La cuestión del nombre lo obsesiona. En otros textos me he ocupado de las vicisitudes de la relación de James Joyce con su nombre y con su posteridad. Joyce se envanecía de sus ancestros célticos y adoraba a su padre mientras que abominaba del apellido de la madre. El retrato al óleo de su padre lo acompañó en todas sus mudanzas. A través de su obra escrita, el padre y la raza a la que él pertenecía se harían inmortales. Con el Finnegans Wake, decía, “tendría a los críticos ocupados durante 300 años”.

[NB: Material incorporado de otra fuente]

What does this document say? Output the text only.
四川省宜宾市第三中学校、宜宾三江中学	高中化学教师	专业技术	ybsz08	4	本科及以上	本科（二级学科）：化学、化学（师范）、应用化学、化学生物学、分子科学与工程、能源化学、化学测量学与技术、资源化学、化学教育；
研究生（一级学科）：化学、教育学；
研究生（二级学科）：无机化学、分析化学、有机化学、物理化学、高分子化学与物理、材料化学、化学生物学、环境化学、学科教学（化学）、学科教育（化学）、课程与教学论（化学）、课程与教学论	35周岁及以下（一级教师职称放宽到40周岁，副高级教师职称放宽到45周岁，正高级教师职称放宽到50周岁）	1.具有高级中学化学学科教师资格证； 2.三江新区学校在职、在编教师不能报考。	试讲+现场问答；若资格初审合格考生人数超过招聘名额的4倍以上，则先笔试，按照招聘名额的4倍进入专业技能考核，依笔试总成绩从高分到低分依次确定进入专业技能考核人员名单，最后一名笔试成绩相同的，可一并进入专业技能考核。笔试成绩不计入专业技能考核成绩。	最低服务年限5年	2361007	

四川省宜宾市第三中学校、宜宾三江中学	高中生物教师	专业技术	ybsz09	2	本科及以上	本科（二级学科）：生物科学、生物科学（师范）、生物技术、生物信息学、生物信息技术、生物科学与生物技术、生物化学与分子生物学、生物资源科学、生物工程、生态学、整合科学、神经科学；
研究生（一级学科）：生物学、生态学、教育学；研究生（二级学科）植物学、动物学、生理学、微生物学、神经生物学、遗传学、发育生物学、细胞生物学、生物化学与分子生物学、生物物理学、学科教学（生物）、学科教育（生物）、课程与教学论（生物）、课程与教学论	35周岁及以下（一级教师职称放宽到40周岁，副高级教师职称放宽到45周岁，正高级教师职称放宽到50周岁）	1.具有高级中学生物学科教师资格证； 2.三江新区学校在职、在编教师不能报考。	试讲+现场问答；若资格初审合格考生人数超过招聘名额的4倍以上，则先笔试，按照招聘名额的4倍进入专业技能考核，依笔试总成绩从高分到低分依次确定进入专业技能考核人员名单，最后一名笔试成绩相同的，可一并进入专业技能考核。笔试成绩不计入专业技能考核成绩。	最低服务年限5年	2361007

Si considero de interés establecer esta relación de Joyce con su nombre propio y el de Antonin Artaud es para subrayar las enormes diferencias que separan a estos dos máximos exponentes de la aventura de vulnerar los límites del lenguaje hablado y escrito en el siglo XX. Joyce decidido a perpetuar a sus ancestros y darles fama trascendente, Artaud totalmente despreocupado del lugar que ocuparía, renunciando a su nombre propio, cambiando su apellido en los momentos de la locura y considerándose desde siempre y por siempre muerto, apasionado por el anonimato, firmando algunos de sus mayores escritos con el astronímico ***, ocultándose de los reflectores de la notoriedad.
Conviene investigar – decía – la relación del hijo de un empresario naval, Antoine Roi Artaud (¿Roi Arthur?), con ese chico (Nanaqui, le Mômo, siempre el pequeñin) que pasa a la historia de la literatura con un diminutivo, Antonin, para destacar su diferencia con el monarca, el acaudalado burgués que había presidido su engendramiento. Artaud, hasta el momento de esa muerte, en 1924, dice haber padecido, durante 27 años, el odio oscuro al Padre (du Père, subrayo el genitivo). Se sabe que la madre de Antonin Artaud procedía de una familia de ricos comerciantes grecoturcos de apellido Nalpas y que sus dos abuelas, hermanas entre sí, llevaban ese patronímico al que debían renunciar por las leyes de la nominación: Euphrasie Nalpas se transformó en Mme. Artaud-Nalpas. En los momentos de máxima disociación de sus facultades mentales, de mayor disgregación de su identidad civil y especular, durante los años de malvivida reclusión en el manicomio de Rodez, el poeta firmaba sus cartas con el nombre de Antonin Nalpas. ¿Qué valor podía tener el nombre propio de alguien que a los cincuenta años podía aludir al “misterio que hay en mi vida, señora Marthe Robert, cuya base es que yo no he nacido en Marsella el 4 de septiembre de 1896, sino que yo pasé por allí ese día, viniendo de otra parte, puesto que en realidad nunca he nacido y en verdad no puedo morir”. En su adolescencia, en un colegio religioso (de maristas, el de Joyce era de jesuitas) funda una revista: en ella escribe firmando con un seudónimo (Louis des Attides). A los 18 años destruye todo lo que había escrito. Antes aun de cumplir los 20 años es internado por primera vez en una casa de reposo para “neurasténicos”; cuando empieza a publicar con su nombre lo hace abominando de su propia escritura y de la de los demás: “Toda la escritura es una porquería”, “Escribo para los analfabetos”, “Hay que terminar tanto con el Espíritu como con la literatura”. Joyce se dirige a la eternidad, Artaud al basurero. El primero adora a su nombre y a su padre, el segundo puede pasarse, sin siquiera servirse de él.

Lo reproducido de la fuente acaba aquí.